Zacarías –o Galo– decidió ser soltero.
El capitán Patricio Vargas ha sido una de las personas más importantes en la vida de Galo Morales Cobos. Siguió el caso muy de cerca. Luego de que se certificara su identidad oficialmente, una familia de la ciudad de Macas, en la Amazonía ecuatoriana, ofreció a Galo Morales Cobo una vivienda a cambio de trabajo. Sin embargo, en uno de los viajes que el capitán hizo para visitarlo, supo que Galo un día se marchó. Hasta ahora no se sabe nada de él. Si bien a los oídos del capitán llegaron rumores de que lo habían visto en Chile, nadie ha comprobado eso.

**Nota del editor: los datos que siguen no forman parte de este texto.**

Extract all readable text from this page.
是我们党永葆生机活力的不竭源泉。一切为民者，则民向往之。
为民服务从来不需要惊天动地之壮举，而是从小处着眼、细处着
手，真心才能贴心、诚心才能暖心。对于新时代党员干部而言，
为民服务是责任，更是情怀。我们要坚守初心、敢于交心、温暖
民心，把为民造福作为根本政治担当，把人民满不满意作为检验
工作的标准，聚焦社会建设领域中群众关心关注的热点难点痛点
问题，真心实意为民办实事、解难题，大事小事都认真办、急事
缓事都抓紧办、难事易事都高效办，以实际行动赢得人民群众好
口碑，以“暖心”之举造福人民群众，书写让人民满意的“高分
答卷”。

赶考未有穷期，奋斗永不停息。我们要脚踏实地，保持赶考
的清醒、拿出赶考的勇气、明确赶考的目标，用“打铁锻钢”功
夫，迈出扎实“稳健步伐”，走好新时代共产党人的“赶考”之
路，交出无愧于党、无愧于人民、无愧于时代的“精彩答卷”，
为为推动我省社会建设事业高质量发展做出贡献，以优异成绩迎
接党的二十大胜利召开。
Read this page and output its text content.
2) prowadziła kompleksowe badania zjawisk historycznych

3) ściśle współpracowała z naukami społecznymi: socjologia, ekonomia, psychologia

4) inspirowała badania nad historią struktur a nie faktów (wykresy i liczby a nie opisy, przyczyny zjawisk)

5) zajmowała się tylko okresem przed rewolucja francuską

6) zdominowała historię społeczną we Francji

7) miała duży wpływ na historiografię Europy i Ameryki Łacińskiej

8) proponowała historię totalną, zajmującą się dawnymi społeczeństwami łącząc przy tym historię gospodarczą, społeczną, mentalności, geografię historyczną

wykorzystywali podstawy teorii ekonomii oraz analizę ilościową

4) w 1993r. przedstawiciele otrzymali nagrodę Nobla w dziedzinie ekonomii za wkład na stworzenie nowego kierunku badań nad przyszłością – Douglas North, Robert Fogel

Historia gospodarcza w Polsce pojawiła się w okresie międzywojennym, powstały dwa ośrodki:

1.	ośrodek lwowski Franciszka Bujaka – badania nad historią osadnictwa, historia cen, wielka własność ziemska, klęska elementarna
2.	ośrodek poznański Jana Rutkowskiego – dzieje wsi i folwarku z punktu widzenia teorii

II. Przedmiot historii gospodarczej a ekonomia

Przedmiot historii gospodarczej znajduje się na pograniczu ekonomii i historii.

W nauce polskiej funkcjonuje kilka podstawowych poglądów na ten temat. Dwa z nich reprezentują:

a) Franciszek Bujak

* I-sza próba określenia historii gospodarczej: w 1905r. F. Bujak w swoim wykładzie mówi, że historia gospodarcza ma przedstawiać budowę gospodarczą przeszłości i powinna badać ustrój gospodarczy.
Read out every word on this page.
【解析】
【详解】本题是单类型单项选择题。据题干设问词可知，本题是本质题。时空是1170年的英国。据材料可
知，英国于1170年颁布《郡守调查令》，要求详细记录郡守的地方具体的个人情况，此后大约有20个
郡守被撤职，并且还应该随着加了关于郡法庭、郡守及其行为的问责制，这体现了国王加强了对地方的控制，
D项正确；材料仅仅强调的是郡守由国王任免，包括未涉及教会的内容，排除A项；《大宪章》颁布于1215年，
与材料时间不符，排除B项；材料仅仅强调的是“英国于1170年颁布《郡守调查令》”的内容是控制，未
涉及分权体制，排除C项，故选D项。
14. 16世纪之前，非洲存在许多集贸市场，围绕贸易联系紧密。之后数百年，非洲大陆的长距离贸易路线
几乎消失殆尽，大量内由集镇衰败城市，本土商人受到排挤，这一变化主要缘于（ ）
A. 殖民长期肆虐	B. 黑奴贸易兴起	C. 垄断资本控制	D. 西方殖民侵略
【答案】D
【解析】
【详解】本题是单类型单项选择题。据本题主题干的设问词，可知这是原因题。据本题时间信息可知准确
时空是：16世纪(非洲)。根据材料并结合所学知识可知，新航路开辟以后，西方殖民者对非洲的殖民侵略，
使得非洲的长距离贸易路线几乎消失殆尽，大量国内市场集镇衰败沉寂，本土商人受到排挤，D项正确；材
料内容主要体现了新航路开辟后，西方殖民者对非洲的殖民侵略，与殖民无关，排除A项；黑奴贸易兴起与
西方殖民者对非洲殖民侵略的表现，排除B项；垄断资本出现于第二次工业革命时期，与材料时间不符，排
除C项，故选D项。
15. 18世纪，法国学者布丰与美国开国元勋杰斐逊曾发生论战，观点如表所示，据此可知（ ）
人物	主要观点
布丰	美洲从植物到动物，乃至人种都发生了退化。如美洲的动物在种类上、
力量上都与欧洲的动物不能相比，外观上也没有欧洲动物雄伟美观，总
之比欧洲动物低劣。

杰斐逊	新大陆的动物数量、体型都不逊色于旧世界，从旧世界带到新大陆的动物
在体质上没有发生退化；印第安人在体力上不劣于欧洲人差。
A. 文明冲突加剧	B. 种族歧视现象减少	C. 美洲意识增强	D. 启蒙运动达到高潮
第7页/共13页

Un día, Galo Morales Cobo quiso empezar de nuevo. Quiso olvidar que un día le robaron su colchón blanco y sus cobijas. Galo quiso olvidar que unos ladrones lo golpearon y que quemaron su casa y sus libros, que tuvo que volverlos a escribir, que estuvo a punto de morir por la mordida de un perro rabioso. Galo quiso olvidar que un día su exesposa lo engañó y que fue Zacarías para olvidarla. Lo único que no querían olvidar Zacarías ni Galo es que tienen dos hijos y que antes de morir querían volver a verlos.